Durant les années 1970, Timothy Leary, dans son ouvrage La Politique de l'Extase, verra dans l'ARN la promesse d'une future modification de la conscience (possiblement via de nouvelles drogues, et/ou d'exercices spirituels), dont il serait une composante agrandissant les capacités d'apprentissage de celui qui se livrerait à de telles expériences[79].

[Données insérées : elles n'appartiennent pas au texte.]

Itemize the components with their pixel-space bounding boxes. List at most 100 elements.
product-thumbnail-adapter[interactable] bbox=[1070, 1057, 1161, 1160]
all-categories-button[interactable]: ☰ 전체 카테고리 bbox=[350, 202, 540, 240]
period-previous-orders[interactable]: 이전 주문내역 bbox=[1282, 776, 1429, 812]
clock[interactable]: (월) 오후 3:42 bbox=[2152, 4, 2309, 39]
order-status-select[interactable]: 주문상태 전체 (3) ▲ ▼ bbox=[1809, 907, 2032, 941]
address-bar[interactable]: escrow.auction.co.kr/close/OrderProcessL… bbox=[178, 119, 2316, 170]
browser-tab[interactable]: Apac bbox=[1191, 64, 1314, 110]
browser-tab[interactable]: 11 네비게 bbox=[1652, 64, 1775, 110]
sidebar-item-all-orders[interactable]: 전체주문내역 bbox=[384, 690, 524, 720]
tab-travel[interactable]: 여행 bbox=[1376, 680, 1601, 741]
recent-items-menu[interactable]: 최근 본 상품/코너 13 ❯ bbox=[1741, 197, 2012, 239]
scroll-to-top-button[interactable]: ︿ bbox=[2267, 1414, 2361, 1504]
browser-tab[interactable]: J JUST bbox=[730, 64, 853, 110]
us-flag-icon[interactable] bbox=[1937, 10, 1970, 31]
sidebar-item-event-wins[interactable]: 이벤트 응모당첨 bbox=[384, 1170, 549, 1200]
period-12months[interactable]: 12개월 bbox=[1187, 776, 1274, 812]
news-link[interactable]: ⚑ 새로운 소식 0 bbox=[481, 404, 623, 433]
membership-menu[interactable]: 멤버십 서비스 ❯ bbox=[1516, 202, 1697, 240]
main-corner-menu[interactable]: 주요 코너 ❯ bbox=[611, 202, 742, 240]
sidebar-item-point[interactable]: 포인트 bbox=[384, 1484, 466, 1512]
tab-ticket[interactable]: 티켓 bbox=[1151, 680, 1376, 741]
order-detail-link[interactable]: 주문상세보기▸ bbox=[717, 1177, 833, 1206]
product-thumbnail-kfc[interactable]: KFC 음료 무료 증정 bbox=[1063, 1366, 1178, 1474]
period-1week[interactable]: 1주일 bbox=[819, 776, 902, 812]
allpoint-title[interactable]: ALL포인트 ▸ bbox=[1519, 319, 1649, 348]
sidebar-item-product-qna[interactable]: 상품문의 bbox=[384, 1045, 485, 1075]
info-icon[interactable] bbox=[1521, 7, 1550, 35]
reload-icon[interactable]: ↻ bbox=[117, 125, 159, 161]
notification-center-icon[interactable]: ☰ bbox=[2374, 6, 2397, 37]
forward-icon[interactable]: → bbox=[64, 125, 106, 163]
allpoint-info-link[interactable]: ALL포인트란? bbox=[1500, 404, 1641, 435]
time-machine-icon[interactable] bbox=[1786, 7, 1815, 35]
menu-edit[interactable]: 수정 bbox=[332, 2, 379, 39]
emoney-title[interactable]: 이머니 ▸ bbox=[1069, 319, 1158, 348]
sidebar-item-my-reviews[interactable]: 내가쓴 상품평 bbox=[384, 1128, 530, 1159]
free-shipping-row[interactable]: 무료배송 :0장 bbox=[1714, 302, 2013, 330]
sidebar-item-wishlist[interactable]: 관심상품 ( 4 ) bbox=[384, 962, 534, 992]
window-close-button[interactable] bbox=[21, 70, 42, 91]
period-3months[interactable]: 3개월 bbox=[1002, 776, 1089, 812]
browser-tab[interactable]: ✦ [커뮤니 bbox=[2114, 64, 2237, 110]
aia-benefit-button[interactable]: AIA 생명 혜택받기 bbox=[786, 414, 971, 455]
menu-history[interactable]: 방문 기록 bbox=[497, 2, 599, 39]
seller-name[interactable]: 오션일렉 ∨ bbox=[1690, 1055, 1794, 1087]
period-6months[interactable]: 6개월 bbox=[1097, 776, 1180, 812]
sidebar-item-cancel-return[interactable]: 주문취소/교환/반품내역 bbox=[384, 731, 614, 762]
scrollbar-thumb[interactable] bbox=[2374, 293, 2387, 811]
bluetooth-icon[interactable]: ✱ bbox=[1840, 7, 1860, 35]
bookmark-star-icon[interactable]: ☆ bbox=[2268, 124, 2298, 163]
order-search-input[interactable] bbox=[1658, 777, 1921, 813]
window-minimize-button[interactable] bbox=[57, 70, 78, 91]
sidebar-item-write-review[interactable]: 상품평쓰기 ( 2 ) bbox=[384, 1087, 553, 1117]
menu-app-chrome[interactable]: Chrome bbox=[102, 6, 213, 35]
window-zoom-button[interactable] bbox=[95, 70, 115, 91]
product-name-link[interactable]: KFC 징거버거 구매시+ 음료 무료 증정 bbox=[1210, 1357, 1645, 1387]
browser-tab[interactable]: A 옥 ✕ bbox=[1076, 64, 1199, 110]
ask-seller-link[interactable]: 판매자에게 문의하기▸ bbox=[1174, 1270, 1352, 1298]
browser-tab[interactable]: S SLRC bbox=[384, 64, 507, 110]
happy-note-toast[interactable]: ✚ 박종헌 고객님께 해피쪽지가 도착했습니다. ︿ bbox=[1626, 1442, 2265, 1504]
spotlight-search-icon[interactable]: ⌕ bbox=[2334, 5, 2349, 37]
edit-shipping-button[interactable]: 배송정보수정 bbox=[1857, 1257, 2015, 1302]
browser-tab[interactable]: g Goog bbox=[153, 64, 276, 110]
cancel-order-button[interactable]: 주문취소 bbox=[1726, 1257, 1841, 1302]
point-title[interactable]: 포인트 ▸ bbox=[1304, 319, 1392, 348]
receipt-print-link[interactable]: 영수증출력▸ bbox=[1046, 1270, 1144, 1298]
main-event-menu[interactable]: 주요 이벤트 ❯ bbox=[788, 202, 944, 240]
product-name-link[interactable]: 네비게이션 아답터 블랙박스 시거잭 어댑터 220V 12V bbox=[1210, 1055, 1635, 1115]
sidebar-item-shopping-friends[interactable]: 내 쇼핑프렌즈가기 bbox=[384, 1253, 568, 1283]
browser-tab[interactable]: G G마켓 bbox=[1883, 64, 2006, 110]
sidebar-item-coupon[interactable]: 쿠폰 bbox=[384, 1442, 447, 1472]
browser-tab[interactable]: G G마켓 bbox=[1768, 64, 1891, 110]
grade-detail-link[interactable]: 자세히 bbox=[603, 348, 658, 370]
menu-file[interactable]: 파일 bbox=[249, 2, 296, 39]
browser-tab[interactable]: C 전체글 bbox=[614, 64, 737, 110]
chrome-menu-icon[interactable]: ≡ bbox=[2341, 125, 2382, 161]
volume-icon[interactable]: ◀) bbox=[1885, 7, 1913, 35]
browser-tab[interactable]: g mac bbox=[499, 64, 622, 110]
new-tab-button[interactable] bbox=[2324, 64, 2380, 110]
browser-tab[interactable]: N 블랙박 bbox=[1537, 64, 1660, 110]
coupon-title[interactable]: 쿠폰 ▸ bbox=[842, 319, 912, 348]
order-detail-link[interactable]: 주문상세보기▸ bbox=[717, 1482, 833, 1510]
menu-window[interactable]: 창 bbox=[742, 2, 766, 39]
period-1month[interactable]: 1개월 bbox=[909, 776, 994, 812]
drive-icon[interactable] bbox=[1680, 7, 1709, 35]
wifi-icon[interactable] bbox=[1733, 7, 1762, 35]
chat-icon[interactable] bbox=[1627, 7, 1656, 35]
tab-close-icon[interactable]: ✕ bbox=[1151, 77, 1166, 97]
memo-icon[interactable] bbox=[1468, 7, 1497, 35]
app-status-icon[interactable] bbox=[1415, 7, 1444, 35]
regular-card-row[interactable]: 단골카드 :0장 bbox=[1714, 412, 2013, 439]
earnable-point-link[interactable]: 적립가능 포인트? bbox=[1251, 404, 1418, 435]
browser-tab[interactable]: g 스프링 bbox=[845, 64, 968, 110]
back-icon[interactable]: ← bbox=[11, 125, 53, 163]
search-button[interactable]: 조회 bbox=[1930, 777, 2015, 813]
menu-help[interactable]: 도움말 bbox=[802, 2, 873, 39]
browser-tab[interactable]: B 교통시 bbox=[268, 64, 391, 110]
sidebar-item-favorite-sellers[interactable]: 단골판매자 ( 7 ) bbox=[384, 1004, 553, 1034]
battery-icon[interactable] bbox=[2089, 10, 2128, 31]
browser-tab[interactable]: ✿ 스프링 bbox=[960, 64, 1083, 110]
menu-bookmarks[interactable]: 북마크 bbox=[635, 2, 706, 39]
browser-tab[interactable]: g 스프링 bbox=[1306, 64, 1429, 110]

L'hypothèse du monde à ARN est une hypothèse suivant laquelle l'ARN serait le précurseur de toutes les macromolécules biologiques et particulièrement de l'ADN et des protéines qui auraient permis dans un environnement abiotique (caractérisé par une chimie prébiotique en partie hypothétique) l'apparition de premières cellules vivantes, c'est-à-dire formant un compartiment, et comportant de l'information et des sous-systèmes métaboliques.
Dans le cadre de l'étude des origines de la vie, cette hypothèse permet une explication de l'apparition des différentes fonctions biologiques via la constitution de certains blocs biomoléculaires à partir d'intermédiaires prébiotique plausibles et de molécules basées sur le carbone[80]. Il a été démontré en 2009 par l'équipe de John Sutherland que des précurseurs plausibles des ribonucléotides, des acides aminés et des lipides peuvent tous être obtenus par homologation réductrice du cyanure d'hydrogène et de certains de ses dérivés. Chacun des sous-systèmes cellulaires connus pourrait donc être expliqué par la chimie du carbone, avec des réactions catalysées par la lumière ultraviolette a priori très présente avant l'apparition de la couche d'ozone, à partir du sulfure d'hydrogène comme agent réducteur[80]. Le cycle photoréducteur pourrait lui-même être accéléré par le cuivre [Cu(I)-Cu(II)][80].